Franck’s issued its own statement declaring the pharmacy’s innocence.

“The business of Franck’s Compounding Lab is both legal and medically vital,” the statement says. “We will defend ourselves against FDA’s action so that we can continue to make prescription medicines that improve the quality of our patients’ lives. Our quality control procedures are strong and fully comply with regulatory requirements.”

The International Academy of Compounding Pharmacists (IACP) a nonprofit association that represents compounding pharmacists and technicians, also weighed in on the matter after the FDA’s announcement of the complaint.

“As expressed most recently in its injunction against Franck’s Pharmacy, the FDA’s misguided assertion that compounding from bulk ingredients for non-food animals is illegal would rob veterinarians of critical treatment options,” the IACP said. “FDA’s position on bulk ingredients is contrary to the long-standing and generally accepted practice of pharmacy.”

Paul Levesque, RPh., CEO of the IACP, said that prohibiting the use of bulk APIs would harm patients, because they will be denied the custom medications prescribed by the veterinarian.
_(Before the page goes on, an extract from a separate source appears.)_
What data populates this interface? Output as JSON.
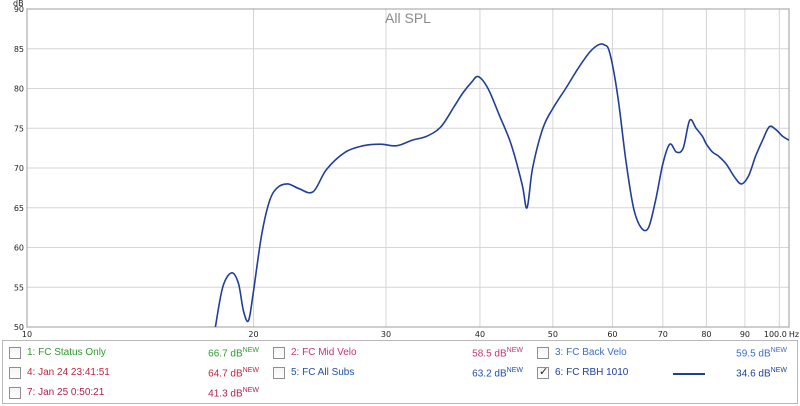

“The message from FDA is not a new message, they have simply been trying to gain control of the compounding industry,” Levesque said. “The patients, in this case, the domestic animals, are the ones that are going to be harmed here, as well as compounding pharmacies or small businesses that will be closed if defined as manufacturers.”

Levesque disputes the FDA’s claim that pharmacies that compound from bulk APIs are breaking the law. He said that the state boards of pharmacy regulate compounding pharmacies, not the FDA, and almost all compounding pharmacies compound using bulk ingredients. It is necessary, he said, in order to meet the needs of specific patients.

“We are not creating and selling a product for an unnamed end user,” Levesque said. “A compounding pharmacy makes a specific product and tailors it for a specific end user.”

The CPG says that “generally, FDA will defer to state authorities regarding the day-to-day regulation of compounding by veterinarians and pharmacists of animal and human drugs that are intended for use in animals.” However, the legal line becomes clearer if a pharmacy is compounding a drug that is a copy of an FDA-approved drug. In that case, the compounding pharmacy may be violating the law.

“We typically do not compound or copy a commercially available product. If something is commercially available in a certain strength, that is not a standard practice that compounding pharmacies will engage in,” Levesque said. “But we are allowed to tailor them into a different form or flavor.”

The Pharmaceutical Compounding Accreditation Board (PCAB) accredits compounders who apply for accreditation and comply with certain standards. Currently about 75 pharmacies are accredited with another 85 in the accreditation process. Franck’s is not currently listed as a PCAB-accredited pharmacy.

The FDA investigated Franck’s in 2004 and issued a warning letter alerting the pharmacy that it had committed violations, including compounding copies of existing drugs and compounding outside of a valid veterinarian-client-patient relationship. The agency investigated Franck’s again after the polo horse deaths and said it told the pharmacy that it was still in violation of the law.

“FDA investigators informed Defendants of their continuing violation during the December 2009 inspection, to which Defendant Paul W. Franck responded that he understood that under FDA’s interpretation of the law, Defendants’ activities are illegal, but disagreed with that interpretation,” the injunction complaint reads.